Quand on lui parle de son statut de légende du hockey, Patrice Bergeron s’agite sur sa chaise. On le sent gêné, presque mal à l’aise. « Quand tu le dis, je ne sais même pas si je me vois comme ça… C’est dur pour moi », lâche-t-il timidement.

Bergeron a toujours préféré parler de ses coéquipiers plutôt que de lui-même. Huit mois après son dernier match dans la Ligue nationale de hockey, les choses n’ont pas changé.

Arrive-t-il à prendre la mesure de l’ampleur de sa carrière ?

« Non, je ne pense pas, répond-il d’emblée. Je ne sais pas. Je ne le vois pas nécessairement comme ça. C’est difficile à décrire, la façon dont moi, je le vois. Moi, comment je le vois, c’est que j’ai tellement été chanceux. »

J’ai eu la chance de jouer avec tellement des bons joueurs, d’être dans de bonnes équipes. Je ne le vois tellement pas comme un travail individuel. Il y a eu ma famille aussi, qui m’a aidé beaucoup. Je vois plus ça comme un travail collectif dont je faisais partie.

Patrice Bergeron

« C’est peut-être le côté auquel j’ai plus de difficulté à répondre, le côté plus individualiste de la carrière. […] Tu m’en parles et, vu de l’extérieur, c’est gros, mais moi, je l’ai vécu au fur et à mesure. »

Quand on lui rappelle qu’il est devenu le visage d’une franchise américaine, une des « six originales » par ailleurs, il persiste : « Quand tu dis ça, je vois déjà d’autres joueurs là-dedans. Je ne vois pas juste moi. »

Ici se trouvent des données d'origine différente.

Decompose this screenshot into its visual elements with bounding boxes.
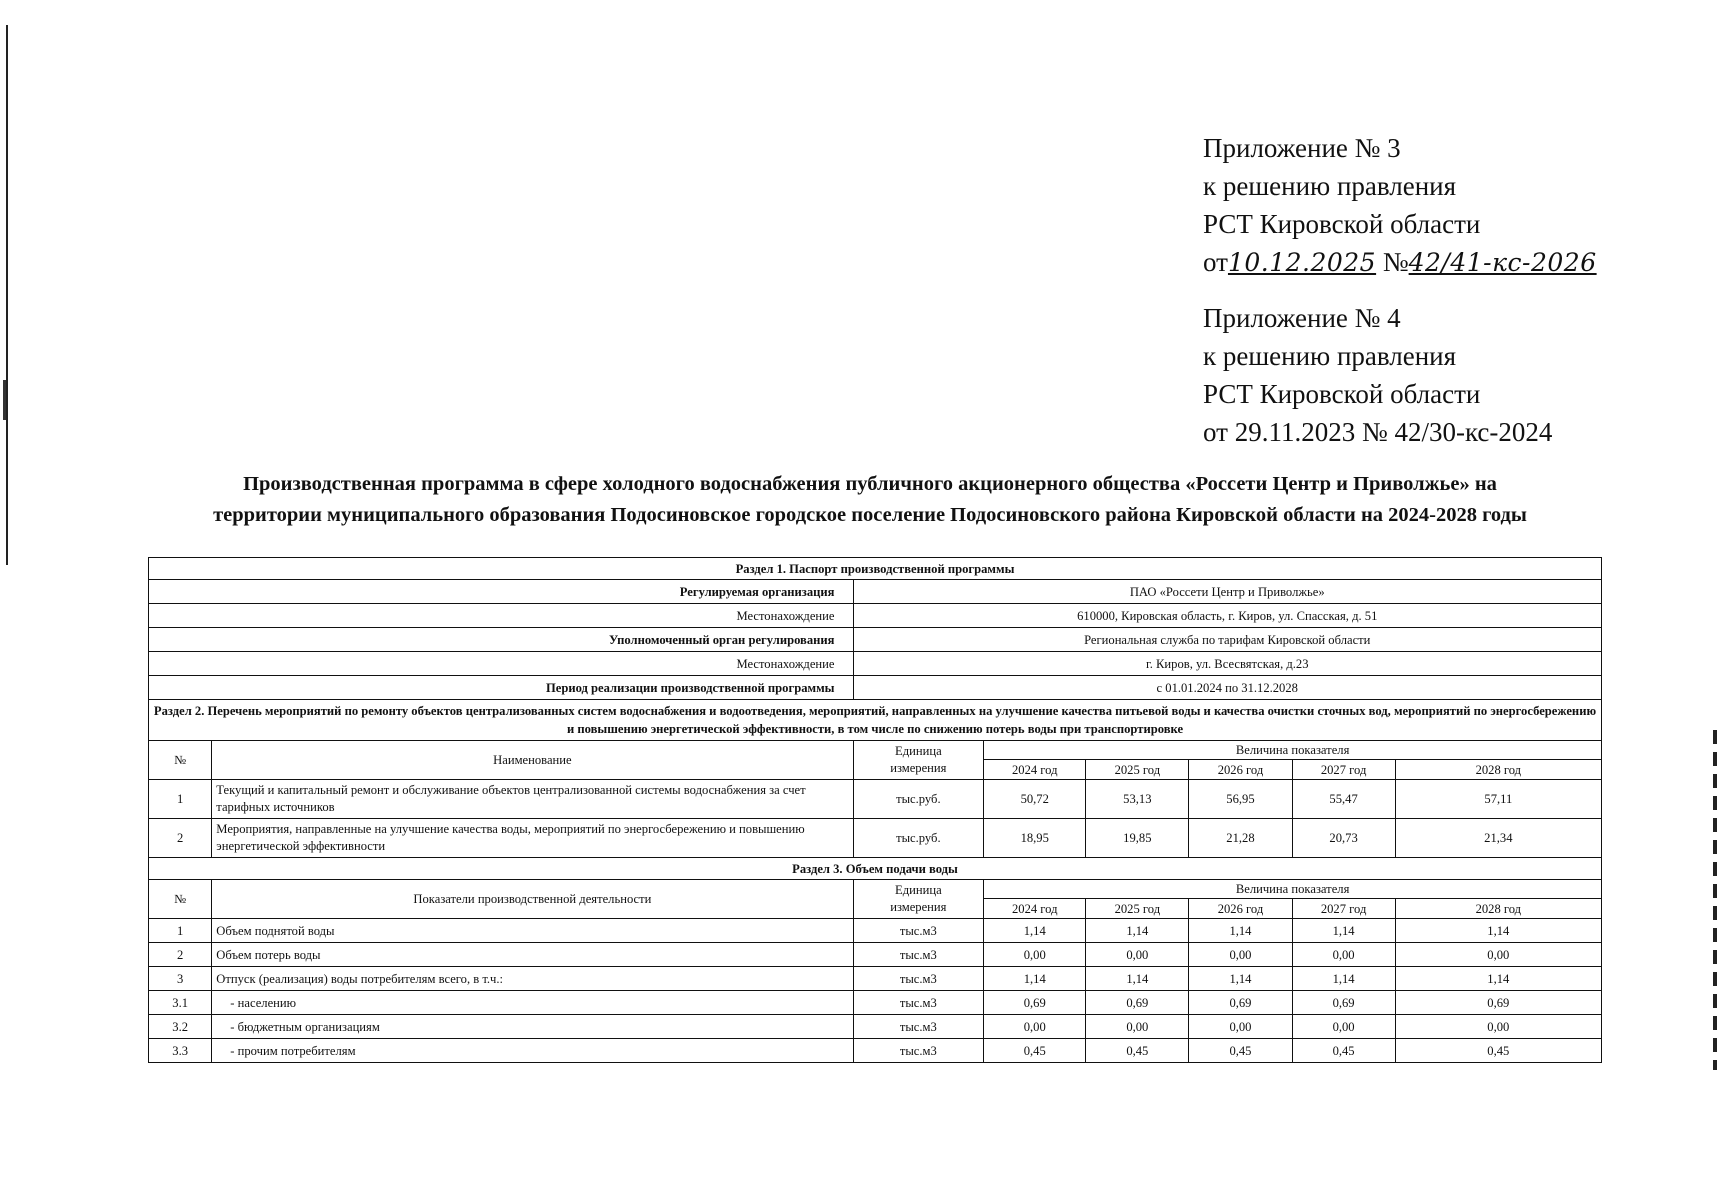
appendix-4-authority: РСТ Кировской области [1203,379,1481,409]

Ne vous méprenez pas : Bergeron « apprécie beaucoup » les compliments à son égard. « Je suis reconnaissant, mais je suis reconnaissant de l’ensemble de l’œuvre. Même sans les résultats, ou les trophées, je suis juste reconnaissant d’avoir pu réaliser un rêve. Et de l’avoir réalisé au complet. Je l’ai vécu de long en large. Je suis reconnaissant d’avoir pu y mettre un terme moi-même, à mes conditions. »

Vol d’oiseau

On se souviendra de son dernier contrat d’une durée d’un an et 5 millions (dont 2,5 millions en bonis de performance), un salaire considérablement en deçà de ce qu’un joueur de sa trempe aurait alors pu demander.

« Pour moi, c’était un honneur de commencer et terminer ma carrière avec la même organisation, relate-t-il à travers le bruit assourdissant des dizaines de personnes qui discutent dans le café. C’est une organisation qui m’a donné beaucoup. Il y a eu de la loyauté de chaque côté. Je ne me voyais pas [partir ailleurs]. […] Sur le plan de la négociation, ce n’était peut-être pas la meilleure situation pour Phil [Lecavalier, son agent], dit-il en souriant, mais je pense qu’il comprenait que c’était ça ou rien. »

La dernière saison régulière de carrière de Bergeron a été excellente pour les Bruins. Ils ont dominé le circuit avec 65 victoires et seulement 17 défaites. Les choses se sont cependant gâtées en séries, quand ils ont été éliminés au premier tour par l’équipe cendrillon, les Panthers de la Floride. Bergeron admet avoir ressenti une certaine amertume de cette conclusion.

J’ai fini la saison et ç’a été frustrant. J’étais comme : ça ne peut pas finir comme ça. C’était décevant.

Patrice Bergeron

Une fois la tristesse et la frustration de côté, il a été en mesure de faire un « vol d’oiseau » de toute sa carrière, de tout le chemin parcouru en 20 ans. « Je me disais : le hockey m’a tellement donné que je ne peux pas m’en aller en ne pensant qu’à un moment. »

Il a gagné l’or aux Jeux olympiques avec le Canada et, surtout, la Coupe Stanley avec les Bruins en 2011 – qui demeure son plus beau souvenir. « Si tu regardes le plan d’ensemble, c’est quand même cool de l’avoir vécu. Ça fait moins mal. »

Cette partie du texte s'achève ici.